Un des signes de la robustesse des sciences semble être que, à des degrés variables et avec des modalités différentes selon la science ou la spécialité considérées, on y collabore bien plus que dans d’autres domaines et, en particulier, bien plus qu’en philosophie. Les sciences pourraient en ce sens être caractérisées, non pas seulement par l’invention de procédures garantissant une certaine démonstrativité à leurs énoncés, mais aussi par leur capacité à mettre en place des manières de travailler qui permettent la suspension des singularités et la mise en commun de ce qui en vient à devenir un ensemble de résultats. À ma connaissance, savoir pourquoi il y a peu de collaboration en philosophie et quelles formes de collaboration pourraient s’y développer sont des questions qui n’ont pas fait couler beaucoup d’encre.
Deux articles de Paul Thagard font toutefois exception. Dans le second de ces articles, Thagard distingue différents types de collaborations en fonction des relations qui s’établissent entre collaborateurs ; il examine ensuite les savoirs procéduraux qui rendent ces collaborations possibles ; finalement, il en vient à évaluer les coûts et les bénéfices de la collaboration selon la conception qu’on se fait de la philosophie. Ainsi, pour la philosophe qui a une conception a priori de son travail, il n’y a aucune raison de collaborer, la découverte de vérités a priori étant une affaire individuelle qui repose sur le travail intérieur de réflexion d’un esprit singulier. En revanche, continue-t-il, la philosophe qui s’engage dans une analyse logique du langage ou dans un travail d’histoire de la philosophie peut avoir des raisons de collaborer, même si ce n’est sans doute pas un bon calcul, parce que le temps qu’elle passera à mettre en place des collaborations risque de l’emporter sur le temps que celles-ci lui feront gagner. La troisième conception de la philosophie qu’identifie Thagard est aussi celle qu’il défend, c’est la conception naturaliste de la philosophie, selon laquelle on ne peut pas se prononcer sur la nature de la réalité ou sur la morale sans s’informer des derniers résultats scientifiques : si elle n’est pas experte dans ces domaines, la philosophe devra collaborer avec celles qui le sont et elle y gagnera. Ainsi, selon la conception que l’on se fait de la philosophie, la collaboration peut être utile ou ne pas l’être.
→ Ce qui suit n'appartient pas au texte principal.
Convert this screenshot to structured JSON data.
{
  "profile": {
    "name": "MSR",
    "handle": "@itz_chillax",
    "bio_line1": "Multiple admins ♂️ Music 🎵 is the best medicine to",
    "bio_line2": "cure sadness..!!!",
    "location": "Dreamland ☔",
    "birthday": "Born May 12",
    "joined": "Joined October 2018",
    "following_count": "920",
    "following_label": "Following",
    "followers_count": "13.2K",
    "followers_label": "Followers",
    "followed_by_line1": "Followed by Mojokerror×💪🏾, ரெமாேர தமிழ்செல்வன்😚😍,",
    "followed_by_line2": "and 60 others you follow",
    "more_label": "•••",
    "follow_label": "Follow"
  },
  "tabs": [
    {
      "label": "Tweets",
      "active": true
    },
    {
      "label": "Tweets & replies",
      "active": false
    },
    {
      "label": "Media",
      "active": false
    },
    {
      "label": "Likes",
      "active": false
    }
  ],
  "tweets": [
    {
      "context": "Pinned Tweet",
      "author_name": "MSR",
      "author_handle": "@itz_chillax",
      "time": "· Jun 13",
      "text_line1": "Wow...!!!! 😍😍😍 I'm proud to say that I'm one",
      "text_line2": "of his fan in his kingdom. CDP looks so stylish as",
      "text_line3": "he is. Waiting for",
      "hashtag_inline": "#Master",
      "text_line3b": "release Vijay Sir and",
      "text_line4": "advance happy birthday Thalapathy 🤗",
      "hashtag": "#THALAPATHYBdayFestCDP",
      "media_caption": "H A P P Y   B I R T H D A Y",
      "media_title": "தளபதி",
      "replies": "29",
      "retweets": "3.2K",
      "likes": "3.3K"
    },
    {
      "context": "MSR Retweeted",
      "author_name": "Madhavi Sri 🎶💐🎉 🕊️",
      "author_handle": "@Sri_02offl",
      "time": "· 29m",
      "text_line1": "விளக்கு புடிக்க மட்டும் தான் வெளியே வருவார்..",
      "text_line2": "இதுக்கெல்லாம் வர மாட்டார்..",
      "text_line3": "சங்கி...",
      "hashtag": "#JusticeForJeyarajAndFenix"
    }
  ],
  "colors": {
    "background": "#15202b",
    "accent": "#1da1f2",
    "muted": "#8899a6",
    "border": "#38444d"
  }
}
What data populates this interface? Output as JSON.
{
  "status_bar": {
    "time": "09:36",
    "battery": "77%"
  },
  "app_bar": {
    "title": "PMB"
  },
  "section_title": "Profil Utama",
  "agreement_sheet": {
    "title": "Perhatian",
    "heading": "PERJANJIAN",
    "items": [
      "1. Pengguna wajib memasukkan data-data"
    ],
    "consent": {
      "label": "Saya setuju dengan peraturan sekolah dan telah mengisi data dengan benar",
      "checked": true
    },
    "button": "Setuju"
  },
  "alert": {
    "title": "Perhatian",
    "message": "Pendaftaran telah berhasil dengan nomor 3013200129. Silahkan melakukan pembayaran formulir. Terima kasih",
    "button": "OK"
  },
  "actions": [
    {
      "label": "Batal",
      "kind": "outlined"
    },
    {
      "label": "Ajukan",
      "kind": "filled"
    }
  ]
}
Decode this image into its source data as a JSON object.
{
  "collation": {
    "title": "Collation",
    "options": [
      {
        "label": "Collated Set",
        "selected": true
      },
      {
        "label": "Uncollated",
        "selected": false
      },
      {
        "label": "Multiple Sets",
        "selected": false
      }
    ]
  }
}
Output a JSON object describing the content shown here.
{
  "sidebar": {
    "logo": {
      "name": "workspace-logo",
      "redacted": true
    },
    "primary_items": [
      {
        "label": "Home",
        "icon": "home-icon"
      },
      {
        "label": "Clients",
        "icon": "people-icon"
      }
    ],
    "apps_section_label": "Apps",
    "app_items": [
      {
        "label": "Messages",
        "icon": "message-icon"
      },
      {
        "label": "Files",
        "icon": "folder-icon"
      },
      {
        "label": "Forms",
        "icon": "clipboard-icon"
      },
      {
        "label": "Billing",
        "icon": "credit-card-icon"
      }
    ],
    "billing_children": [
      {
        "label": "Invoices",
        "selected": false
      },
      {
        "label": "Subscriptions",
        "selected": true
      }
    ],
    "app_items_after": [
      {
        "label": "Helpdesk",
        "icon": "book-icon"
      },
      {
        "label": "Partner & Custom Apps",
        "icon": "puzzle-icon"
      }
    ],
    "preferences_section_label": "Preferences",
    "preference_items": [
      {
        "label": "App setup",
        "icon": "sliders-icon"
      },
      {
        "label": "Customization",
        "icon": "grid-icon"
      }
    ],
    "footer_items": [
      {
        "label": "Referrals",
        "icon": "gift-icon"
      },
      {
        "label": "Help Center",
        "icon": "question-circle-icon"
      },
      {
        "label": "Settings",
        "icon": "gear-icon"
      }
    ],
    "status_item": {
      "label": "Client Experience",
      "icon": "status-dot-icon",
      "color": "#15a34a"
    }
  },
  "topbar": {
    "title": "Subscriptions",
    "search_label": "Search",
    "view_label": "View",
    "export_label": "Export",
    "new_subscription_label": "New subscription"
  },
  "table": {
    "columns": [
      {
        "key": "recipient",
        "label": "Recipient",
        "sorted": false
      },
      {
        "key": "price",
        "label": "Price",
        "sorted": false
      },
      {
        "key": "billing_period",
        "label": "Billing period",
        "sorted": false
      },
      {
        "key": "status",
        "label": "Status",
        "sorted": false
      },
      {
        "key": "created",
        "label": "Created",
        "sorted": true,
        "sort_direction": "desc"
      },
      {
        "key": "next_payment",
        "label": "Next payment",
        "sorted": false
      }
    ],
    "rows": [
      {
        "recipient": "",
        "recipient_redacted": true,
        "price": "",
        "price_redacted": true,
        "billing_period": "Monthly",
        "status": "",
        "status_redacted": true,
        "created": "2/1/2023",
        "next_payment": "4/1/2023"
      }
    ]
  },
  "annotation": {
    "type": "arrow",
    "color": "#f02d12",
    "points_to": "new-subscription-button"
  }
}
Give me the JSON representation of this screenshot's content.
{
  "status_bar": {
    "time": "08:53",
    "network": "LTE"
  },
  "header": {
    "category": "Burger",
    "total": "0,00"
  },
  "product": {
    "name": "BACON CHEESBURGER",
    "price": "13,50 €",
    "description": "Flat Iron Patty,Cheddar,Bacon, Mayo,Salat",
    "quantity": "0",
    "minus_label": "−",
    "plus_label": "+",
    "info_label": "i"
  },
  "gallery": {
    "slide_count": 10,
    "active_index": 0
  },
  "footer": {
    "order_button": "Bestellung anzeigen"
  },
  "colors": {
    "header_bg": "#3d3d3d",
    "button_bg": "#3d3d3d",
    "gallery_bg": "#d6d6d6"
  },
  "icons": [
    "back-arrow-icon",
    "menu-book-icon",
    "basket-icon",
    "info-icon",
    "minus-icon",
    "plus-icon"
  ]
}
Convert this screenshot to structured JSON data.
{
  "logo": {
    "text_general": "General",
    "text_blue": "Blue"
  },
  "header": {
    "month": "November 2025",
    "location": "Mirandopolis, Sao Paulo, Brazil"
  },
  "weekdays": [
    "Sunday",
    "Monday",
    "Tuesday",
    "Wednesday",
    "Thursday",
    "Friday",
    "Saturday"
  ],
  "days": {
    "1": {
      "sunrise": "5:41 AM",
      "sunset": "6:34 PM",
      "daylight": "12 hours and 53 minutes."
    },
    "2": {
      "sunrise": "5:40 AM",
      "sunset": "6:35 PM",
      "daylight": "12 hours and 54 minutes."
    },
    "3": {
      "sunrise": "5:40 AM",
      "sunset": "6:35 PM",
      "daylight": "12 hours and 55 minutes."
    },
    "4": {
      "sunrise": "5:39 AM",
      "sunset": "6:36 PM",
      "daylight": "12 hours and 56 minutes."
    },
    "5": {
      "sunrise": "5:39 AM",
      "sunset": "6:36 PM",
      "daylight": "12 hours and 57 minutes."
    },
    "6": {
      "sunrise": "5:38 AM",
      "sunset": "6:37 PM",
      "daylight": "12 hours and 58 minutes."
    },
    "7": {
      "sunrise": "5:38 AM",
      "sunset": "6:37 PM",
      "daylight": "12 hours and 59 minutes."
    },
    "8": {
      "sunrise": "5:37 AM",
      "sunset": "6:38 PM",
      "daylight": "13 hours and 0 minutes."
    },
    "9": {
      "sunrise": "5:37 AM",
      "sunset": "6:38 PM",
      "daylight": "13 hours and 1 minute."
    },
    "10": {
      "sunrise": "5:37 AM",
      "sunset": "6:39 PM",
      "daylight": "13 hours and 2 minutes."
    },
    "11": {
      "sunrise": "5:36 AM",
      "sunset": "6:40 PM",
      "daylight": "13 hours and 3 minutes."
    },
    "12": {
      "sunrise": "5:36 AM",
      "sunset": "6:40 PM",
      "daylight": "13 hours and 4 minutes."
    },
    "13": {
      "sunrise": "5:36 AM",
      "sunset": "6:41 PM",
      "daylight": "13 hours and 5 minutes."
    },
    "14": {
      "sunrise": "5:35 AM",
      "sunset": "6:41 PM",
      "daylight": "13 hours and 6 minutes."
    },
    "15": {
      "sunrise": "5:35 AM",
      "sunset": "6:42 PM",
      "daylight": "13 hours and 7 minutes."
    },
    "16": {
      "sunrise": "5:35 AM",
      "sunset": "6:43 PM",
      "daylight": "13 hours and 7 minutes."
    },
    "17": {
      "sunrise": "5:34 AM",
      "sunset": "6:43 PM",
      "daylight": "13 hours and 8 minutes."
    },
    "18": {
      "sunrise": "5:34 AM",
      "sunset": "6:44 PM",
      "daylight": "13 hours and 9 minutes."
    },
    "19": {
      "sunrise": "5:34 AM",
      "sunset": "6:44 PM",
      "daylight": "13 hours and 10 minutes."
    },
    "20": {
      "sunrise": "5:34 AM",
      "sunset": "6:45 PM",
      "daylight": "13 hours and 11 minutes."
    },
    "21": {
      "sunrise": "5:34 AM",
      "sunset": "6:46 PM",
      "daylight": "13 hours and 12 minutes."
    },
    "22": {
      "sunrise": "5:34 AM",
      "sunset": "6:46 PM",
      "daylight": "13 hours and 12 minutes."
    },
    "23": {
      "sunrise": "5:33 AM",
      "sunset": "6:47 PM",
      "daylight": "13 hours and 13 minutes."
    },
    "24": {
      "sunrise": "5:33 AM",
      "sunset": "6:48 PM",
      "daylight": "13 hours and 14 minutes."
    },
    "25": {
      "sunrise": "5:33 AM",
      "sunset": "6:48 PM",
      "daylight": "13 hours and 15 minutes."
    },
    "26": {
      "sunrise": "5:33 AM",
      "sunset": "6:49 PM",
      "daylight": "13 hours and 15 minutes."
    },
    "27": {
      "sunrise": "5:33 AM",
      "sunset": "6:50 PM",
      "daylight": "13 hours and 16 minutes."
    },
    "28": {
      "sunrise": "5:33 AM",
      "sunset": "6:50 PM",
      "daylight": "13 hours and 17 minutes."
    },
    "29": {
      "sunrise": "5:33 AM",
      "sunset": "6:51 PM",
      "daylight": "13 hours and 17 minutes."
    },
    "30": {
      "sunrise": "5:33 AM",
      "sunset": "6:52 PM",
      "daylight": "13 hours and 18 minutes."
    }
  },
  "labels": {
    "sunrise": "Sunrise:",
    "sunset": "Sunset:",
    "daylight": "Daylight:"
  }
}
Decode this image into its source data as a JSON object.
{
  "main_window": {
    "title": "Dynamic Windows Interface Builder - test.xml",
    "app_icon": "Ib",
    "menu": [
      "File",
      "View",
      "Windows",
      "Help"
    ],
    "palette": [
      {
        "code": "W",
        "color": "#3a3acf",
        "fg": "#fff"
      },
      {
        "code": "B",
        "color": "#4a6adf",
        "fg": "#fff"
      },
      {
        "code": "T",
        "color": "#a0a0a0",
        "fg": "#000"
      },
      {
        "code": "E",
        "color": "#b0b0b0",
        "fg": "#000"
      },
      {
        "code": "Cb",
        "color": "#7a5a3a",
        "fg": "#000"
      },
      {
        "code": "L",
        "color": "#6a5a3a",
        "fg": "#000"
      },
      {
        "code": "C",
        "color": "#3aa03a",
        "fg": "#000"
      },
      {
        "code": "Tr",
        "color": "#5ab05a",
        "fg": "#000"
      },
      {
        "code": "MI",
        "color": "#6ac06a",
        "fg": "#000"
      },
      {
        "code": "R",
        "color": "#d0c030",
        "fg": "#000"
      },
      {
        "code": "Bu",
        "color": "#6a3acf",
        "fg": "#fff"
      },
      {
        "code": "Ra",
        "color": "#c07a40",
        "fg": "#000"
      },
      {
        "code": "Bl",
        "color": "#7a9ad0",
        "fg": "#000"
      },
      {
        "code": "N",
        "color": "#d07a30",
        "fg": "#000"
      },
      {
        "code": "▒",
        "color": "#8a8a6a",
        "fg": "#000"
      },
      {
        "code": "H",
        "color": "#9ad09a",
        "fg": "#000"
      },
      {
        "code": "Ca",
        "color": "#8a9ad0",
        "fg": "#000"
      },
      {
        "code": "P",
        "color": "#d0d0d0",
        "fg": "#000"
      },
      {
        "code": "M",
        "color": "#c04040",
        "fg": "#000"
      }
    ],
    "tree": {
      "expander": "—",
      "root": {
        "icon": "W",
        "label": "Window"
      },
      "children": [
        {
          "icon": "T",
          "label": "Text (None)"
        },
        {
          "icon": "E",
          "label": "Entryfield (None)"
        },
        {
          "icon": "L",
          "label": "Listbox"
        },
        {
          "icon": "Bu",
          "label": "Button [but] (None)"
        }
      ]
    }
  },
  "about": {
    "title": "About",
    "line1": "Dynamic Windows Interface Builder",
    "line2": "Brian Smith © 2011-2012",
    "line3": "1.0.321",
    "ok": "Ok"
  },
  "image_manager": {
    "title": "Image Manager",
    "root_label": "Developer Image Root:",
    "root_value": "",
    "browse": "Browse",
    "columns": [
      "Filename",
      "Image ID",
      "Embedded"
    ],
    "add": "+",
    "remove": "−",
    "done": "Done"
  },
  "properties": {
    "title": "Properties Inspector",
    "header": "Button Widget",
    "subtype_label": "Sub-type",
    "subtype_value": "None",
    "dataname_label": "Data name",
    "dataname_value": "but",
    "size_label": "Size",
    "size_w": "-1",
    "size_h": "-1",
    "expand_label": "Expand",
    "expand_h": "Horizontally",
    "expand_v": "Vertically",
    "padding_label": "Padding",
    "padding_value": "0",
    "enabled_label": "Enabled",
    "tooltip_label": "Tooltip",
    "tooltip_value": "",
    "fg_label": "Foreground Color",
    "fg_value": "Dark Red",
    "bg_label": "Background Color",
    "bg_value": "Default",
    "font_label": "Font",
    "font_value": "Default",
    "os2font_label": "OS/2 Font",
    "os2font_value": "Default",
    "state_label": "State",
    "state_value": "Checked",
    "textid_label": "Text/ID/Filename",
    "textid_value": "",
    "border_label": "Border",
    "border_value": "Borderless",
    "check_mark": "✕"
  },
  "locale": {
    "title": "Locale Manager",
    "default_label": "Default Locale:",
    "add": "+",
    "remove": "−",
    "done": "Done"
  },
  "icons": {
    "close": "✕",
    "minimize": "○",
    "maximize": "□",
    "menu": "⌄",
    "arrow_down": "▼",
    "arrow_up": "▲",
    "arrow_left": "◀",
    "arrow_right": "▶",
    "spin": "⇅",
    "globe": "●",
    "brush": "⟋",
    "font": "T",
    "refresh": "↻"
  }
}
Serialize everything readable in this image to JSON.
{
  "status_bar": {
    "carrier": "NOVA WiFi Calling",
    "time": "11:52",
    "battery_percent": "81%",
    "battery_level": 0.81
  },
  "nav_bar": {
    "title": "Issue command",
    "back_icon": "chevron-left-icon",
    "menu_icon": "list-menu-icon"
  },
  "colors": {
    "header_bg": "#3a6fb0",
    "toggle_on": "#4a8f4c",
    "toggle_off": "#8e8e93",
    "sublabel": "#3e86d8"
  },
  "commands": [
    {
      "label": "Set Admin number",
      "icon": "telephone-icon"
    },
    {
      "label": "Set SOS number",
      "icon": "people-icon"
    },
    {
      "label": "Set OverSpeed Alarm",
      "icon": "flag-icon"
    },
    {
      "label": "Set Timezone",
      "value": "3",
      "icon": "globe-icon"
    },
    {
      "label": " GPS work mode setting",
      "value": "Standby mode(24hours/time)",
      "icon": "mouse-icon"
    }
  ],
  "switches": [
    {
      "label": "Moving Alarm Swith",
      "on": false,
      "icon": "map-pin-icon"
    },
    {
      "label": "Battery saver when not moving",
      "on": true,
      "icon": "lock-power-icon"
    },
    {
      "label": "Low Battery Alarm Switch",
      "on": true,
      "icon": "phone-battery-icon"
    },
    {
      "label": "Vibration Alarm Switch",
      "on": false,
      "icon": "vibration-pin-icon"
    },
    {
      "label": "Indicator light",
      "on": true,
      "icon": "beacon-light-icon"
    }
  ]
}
On voit à ce point la question qui est à l’origine du parallèle de Lalande et de Couturat que je vais proposer. Il s’agit de comprendre quelles ont été les conceptions de la philosophie, et plus généralement du travail intellectuel, qui ont fait qu’ils ne se sont pas contentés de proposer des théories philosophiques, mais qu’ils se sont dévoués à mettre en place des instruments de collaboration et de communication. Lalande a en effet consacré un peu plus de vingt ans à rédiger un Vocabulaire technique et critique de la philosophie qui aurait dû permettre la collaboration entre les philosophes, alors que Couturat passa à peu près les dix dernières années d’une vie trop vite interrompue à défendre le principe d’une langue internationale pour faciliter la communication entre les hommes. Pour l’un et pour l’autre, il s’est donc agi, en un sens assez lâche, de travailler à réformer notre langage, soit en le réformant de l’intérieur, de manière à ce que les philosophes en aient un usage régulier, soit en le réformant de l’extérieur, en lui adjoignant une langue auxiliaire internationale.
Dans ce qui suit, je procéderai en trois temps :
1. Je justifie tout d’abord brièvement le parallèle entre Lalande et Couturat en montrant comment leurs projets se sont croisés et en rappelant quelle a été leur collaboration.
2. J’établis ensuite que le projet du Vocabulaire est une application directe de la théorie de l’assimilation qu’avait proposée Lalande dans sa thèse, mais aussi que, ce projet une fois mené à bien, Lalande, peut-être en raison des objections qu’il rencontra, en vint à penser qu’en un sens, tout restait à faire.
3. Je soutiens finalement que, même si le projet de langue auxiliaire internationale de Couturat n’est pas étranger à certaines de ses recherches – en particulier, évidemment, celles qui concernent la langue universelle de Leibniz –, il ne peut pas être considéré comme une application directe de ces dernières et que c’est seulement dans ses derniers articles que Couturat tente de faire le lien entre l’une et l’autre chose.